Irene Rui - responsabile dipartimento politiche migratorie ed etniche, Rifondazione Comunista-FdS di Vicenza

L'articolo apparso sabato su VicenzaPiù numero 243, "Sciarada nomade" di Marco Milioni*, è puntuale e spiega molto bene la questione politico-culturale-sociale nei confronti di coloro che sono definiti impropriamente nomadi. Milioni pone delle domande, interrogazioni che il cittadino comune si pone e alle quali mi piacerebbe rispondere.

Alla prima domanda se questi hanno la possibilità di acquistarsi un'area, rispondo che molti sinti e rom, come, per esempio, coloro che risiedono in viale Cricoli, al di là di quanto si possa credere, non hanno le disponibilità economiche per acquisire un'area dove stanziare la propria "campina", o al massimo possono avere la disponibilità per comperare un'area in zona agricola, che avendo un valore inferiore nel mercato, rispetto a quella in zona edificabile, costa molto meno, ma non vi possono edificare alcuna struttura che non sia affine al fondo e nemmeno installarvi una casa mobile. Ne è testimonianza l'area di via Nicolosi e l'appezzamento in zona Gogna.
Al secondo interrogativo "Quanto la questione è sociale e quanto è culturale", non è facile rispondere. I rom e i sinti sono due etnie culturalmente diverse, e se ci si aggiunge anche il Paese di provenienza, si notano ulteriori diversità. Basti pensare che i rom preferiscono vivere in alloggi (case) e i sinti in microaree attrezzate.

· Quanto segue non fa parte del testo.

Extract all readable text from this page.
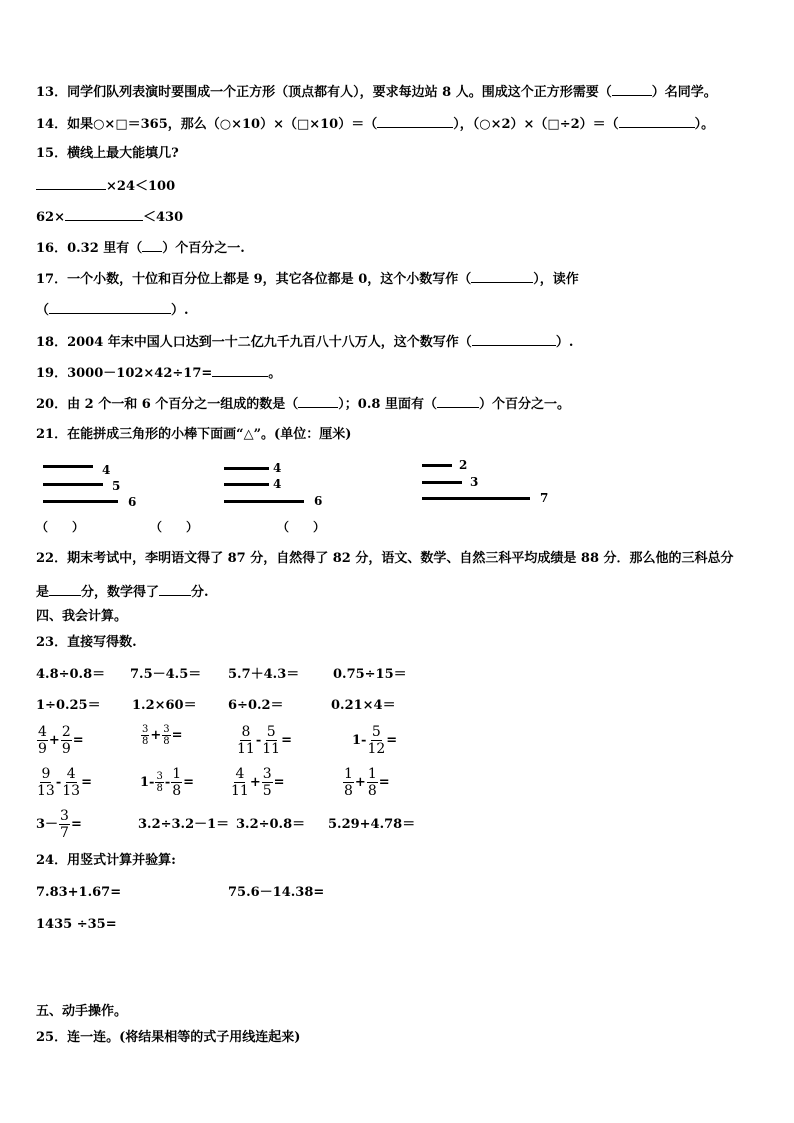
13．同学们队列表演时要围成一个正方形（顶点都有人），要求每边站 8 人。围成这个正方形需要（	）名同学。
14．如果○×□＝365，那么（○×10）×（□×10）＝（	），（○×2）×（□÷2）＝（	）。
15．横线上最大能填几?
×24＜100
62×	＜430
16．0.32 里有（ ）个百分之一.
17．一个小数，十位和百分位上都是 9，其它各位都是 0，这个小数写作（	），读作
（	）.
18．2004 年末中国人口达到一十二亿九千九百八十八万人，这个数写作（	）.
19．3000－102×42÷17=	。
20．由 2 个一和 6 个百分之一组成的数是（	）；0.8 里面有（	）个百分之一。
21．在能拼成三角形的小棒下面画“△”。(单位：厘米)
4
5
6
4
4
6
2
3
7
（　　）	（　　）	（　　）
22．期末考试中，李明语文得了 87 分，自然得了 82 分，语文、数学、自然三科平均成绩是 88 分．那么他的三科总分
是 分，数学得了 分.
四、我会计算。
23．直接写得数.
4.8÷0.8＝ 7.5－4.5＝ 5.7＋4.3＝	0.75÷15＝
1÷0.25＝ 1.2×60＝ 6÷0.2＝	0.21×4＝
$\frac{4}{9} + \frac{2}{9}$ =	$\frac{3}{8} + \frac{3}{8}$ =	$\frac{8}{11} - \frac{5}{11}$ =	$1- \frac{5}{12}$ =
$\frac{9}{13} - \frac{4}{13}$ =	$1- \frac{3}{8} - \frac{1}{8}$ =	$\frac{4}{11} + \frac{3}{5}$ =	$\frac{1}{8} + \frac{1}{8}$ =
$3- \frac{3}{7}$ =	3.2÷3.2－1＝ 3.2÷0.8＝ 5.29+4.78＝
24．用竖式计算并验算:
7.83+1.67=	75.6－14.38=
1435 ÷35=
五、动手操作。
25．连一连。(将结果相等的式子用线连起来)
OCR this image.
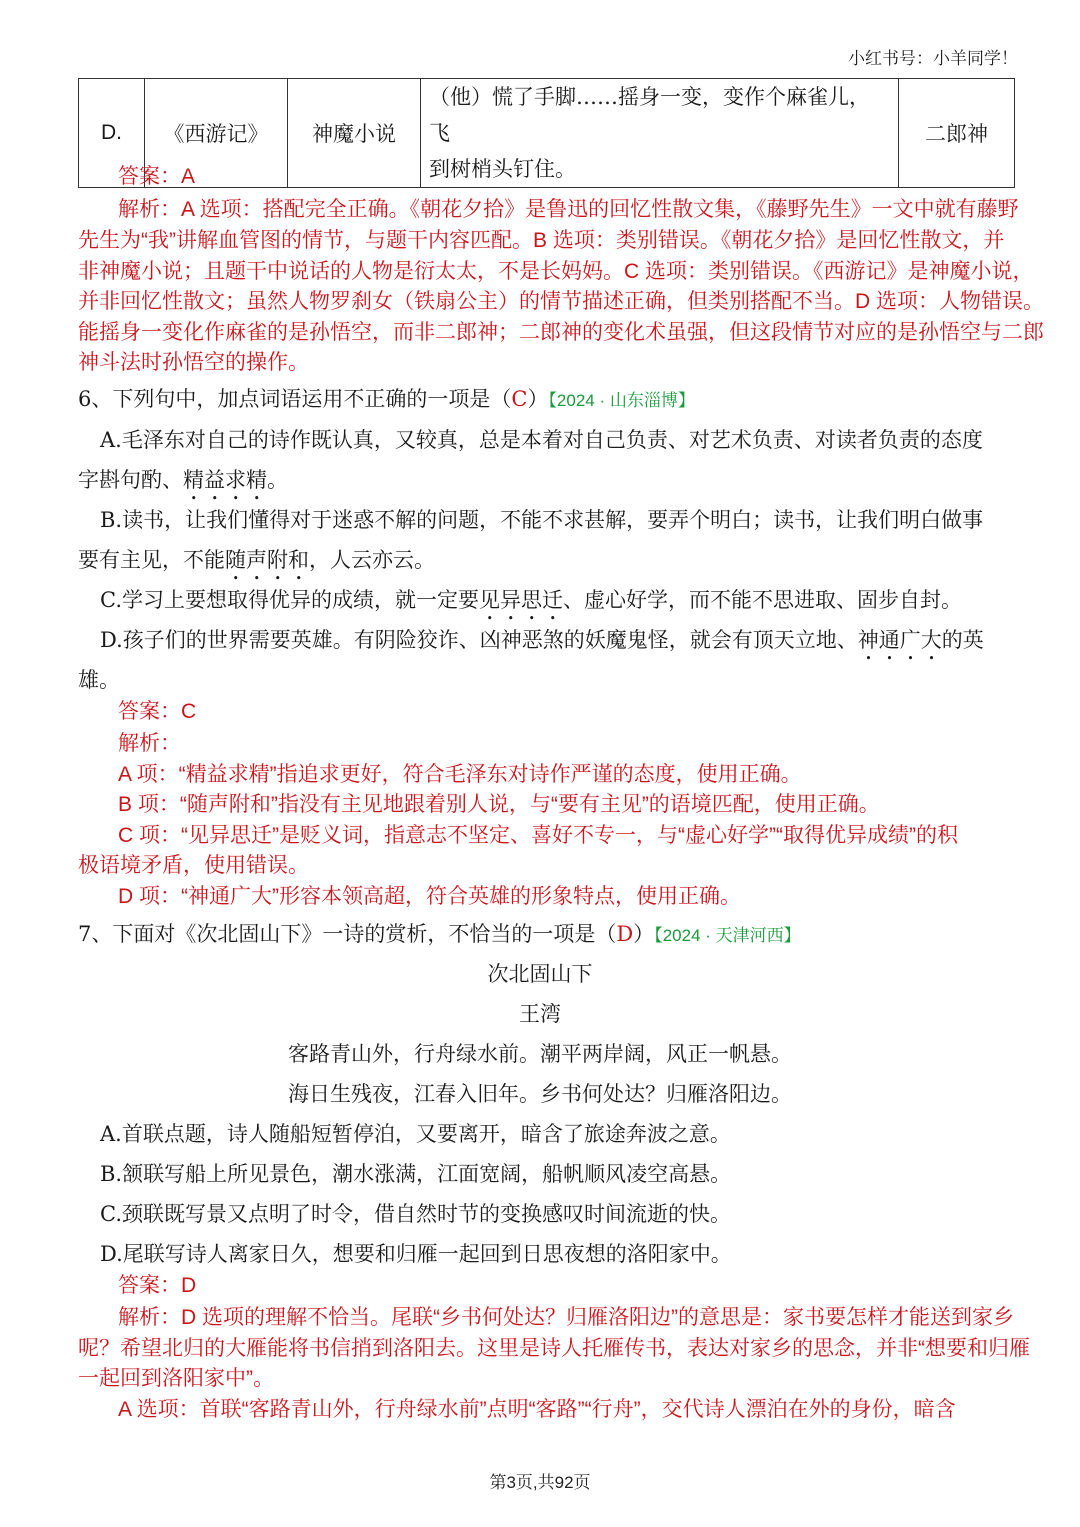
小红书号：小羊同学！
D.	《西游记》	神魔小说	（他）慌了手脚……摇身一变，变作个麻雀儿，飞
到树梢头钉住。	二郎神
答案：A
解析：A 选项：搭配完全正确。《朝花夕拾》是鲁迅的回忆性散文集，《藤野先生》一文中就有藤野
先生为“我”讲解血管图的情节，与题干内容匹配。B 选项：类别错误。《朝花夕拾》是回忆性散文，并
非神魔小说；且题干中说话的人物是衍太太，不是长妈妈。C 选项：类别错误。《西游记》是神魔小说，
并非回忆性散文；虽然人物罗刹女（铁扇公主）的情节描述正确，但类别搭配不当。D 选项：人物错误。
能摇身一变化作麻雀的是孙悟空，而非二郎神；二郎神的变化术虽强，但这段情节对应的是孙悟空与二郎
神斗法时孙悟空的操作。
6、下列句中，加点词语运用不正确的一项是（C）【2024 · 山东淄博】
A.毛泽东对自己的诗作既认真，又较真，总是本着对自己负责、对艺术负责、对读者负责的态度
字斟句酌、精益求精。
B.读书，让我们懂得对于迷惑不解的问题，不能不求甚解，要弄个明白；读书，让我们明白做事
要有主见，不能随声附和，人云亦云。
C.学习上要想取得优异的成绩，就一定要见异思迁、虚心好学，而不能不思进取、固步自封。
D.孩子们的世界需要英雄。有阴险狡诈、凶神恶煞的妖魔鬼怪，就会有顶天立地、神通广大的英
雄。
答案：C
解析：
A 项：“精益求精”指追求更好，符合毛泽东对诗作严谨的态度，使用正确。
B 项：“随声附和”指没有主见地跟着别人说，与“要有主见”的语境匹配，使用正确。
C 项：“见异思迁”是贬义词，指意志不坚定、喜好不专一，与“虚心好学”“取得优异成绩”的积
极语境矛盾，使用错误。
D 项：“神通广大”形容本领高超，符合英雄的形象特点，使用正确。
7、下面对《次北固山下》一诗的赏析，不恰当的一项是（D）【2024 · 天津河西】
次北固山下
王湾
客路青山外，行舟绿水前。潮平两岸阔，风正一帆悬。
海日生残夜，江春入旧年。乡书何处达？归雁洛阳边。
A.首联点题，诗人随船短暂停泊，又要离开，暗含了旅途奔波之意。
B.颔联写船上所见景色，潮水涨满，江面宽阔，船帆顺风凌空高悬。
C.颈联既写景又点明了时令，借自然时节的变换感叹时间流逝的快。
D.尾联写诗人离家日久，想要和归雁一起回到日思夜想的洛阳家中。
答案：D
解析：D 选项的理解不恰当。尾联“乡书何处达？归雁洛阳边”的意思是：家书要怎样才能送到家乡
呢？希望北归的大雁能将书信捎到洛阳去。这里是诗人托雁传书，表达对家乡的思念，并非“想要和归雁
一起回到洛阳家中”。
A 选项：首联“客路青山外，行舟绿水前”点明“客路”“行舟”，交代诗人漂泊在外的身份，暗含
第3页,共92页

Per quanto riguarda, sempre sotto l'aspetto culturale, altri luoghi comuni riferiti all'educazione scolastica per esempio, entrambi vorrebbero che i figli proseguissero gli studi, come garanzia di elevazione sociale, ma riscontrano spesso difficoltà vessatorie nel mondo scolastico; molti bambini scappano o rimangono a casa, malgrado gli sforzi dei genitori, proprio perché si trovano a disagio con i loro coetanei gagi. Altro aspetto, che lo si vorrebbe ricondurre ancora ad una questione culturale, è quello che sono dediti alla microcriminalità, sono ladri, truffatori e non hanno voglia di lavorare; anche questo concetto può essere defalcato, poiché sono molti gli imprenditori sinti onesti (vedi gli Zamperla), ma anche lavoratori che tal volta preferiscono non rivelare le loro origini e la loro residenza, per paura di essere giudicati ingiustamente.
E' chiaro che in situazione di disagio economico è facile cadere preda della microcriminalità, se non per cibarsi, per vestirsi, curarsi, fornire il necessario per la scuola dei figli, muoversi per cercare lavoro o raccattare ferro, quell'attività che permette loro di sopravvivere.
Sono sporchi, disordinati e incivili, anche questo dipende dall'educazione ricevuta e dal Paese di provenienza; d'altronde anche molti di noi hanno una "corte" in casa, dove ammassano di tutto e tante volte amano quel disordine che da senso di sozzaggine.
Le bollette non pagate, anche questo è un luogo comune, poiché con la sistemazione dei nuovi contatori, le devono pagare, anche se non hanno la disponibilità di centinaia di euro per saldare il conto. Il blackout scatta anche per loro. Purtroppo l'energia elettrica, la devono usare per forza, poiché tutto dalla cucina (anche se molti in modo irregolare usano i forni a gas, posti all'esterno della casa) al riscaldamento, funziona a corrente e le case non coibentate, ne consumano molta. Non è questione di non sapere come e quando accendere gli elettrodomestici come qualcuno pensa. Bisognerebbe vivere nelle loro condizioni per capirne i disagi.
Cosa c'è che non va nel bel Paese? Sono le norme che non tengono conto se non apparentemente della tutela delle minoranze sinti e rom, ci sono i luoghi comuni e culturali di cui noi "gagi" siamo intrisi, e noi non cerchiamo l'integrazione, l'interazione con le altre popolazioni siano esse rom o sinti italiani o stranieri, o anche immigrati comunitari o extracomunitari, o anche italiani. E poi non si può negare che gli italiani gagi, sinti o rom abbiano l'arte del cercare di cavarsela, anche fuori del rispetto delle norme imposte dallo Stato.

*Sciarada nomade
Di Marco Milioni

Alla fine martedì (23 ottobre) in aula l'assessore all'urbanistica Francesca Lazzari del Pd ha dovuto ammetterlo. Il pressing del Carroccio ha dato i suoi frutti. Il piano degli interventi di cui a breve si doterà il comune di Vicenza prevede la possibilità che si insedino dei mini campi nomadi nelle cosiddette «zone F». Ovvero le zone previste per spazi di pubblica utilità, o meglio per servizi di pubblica utilità. La stessa Lazzari in sala Bernarda ieri ha spiegato che non sono stati identificati lotti precisi, come «sembrava intendere» dall'opposizione leghista, ma ad ogni modo l'opzione rimane rimane sul tappeto.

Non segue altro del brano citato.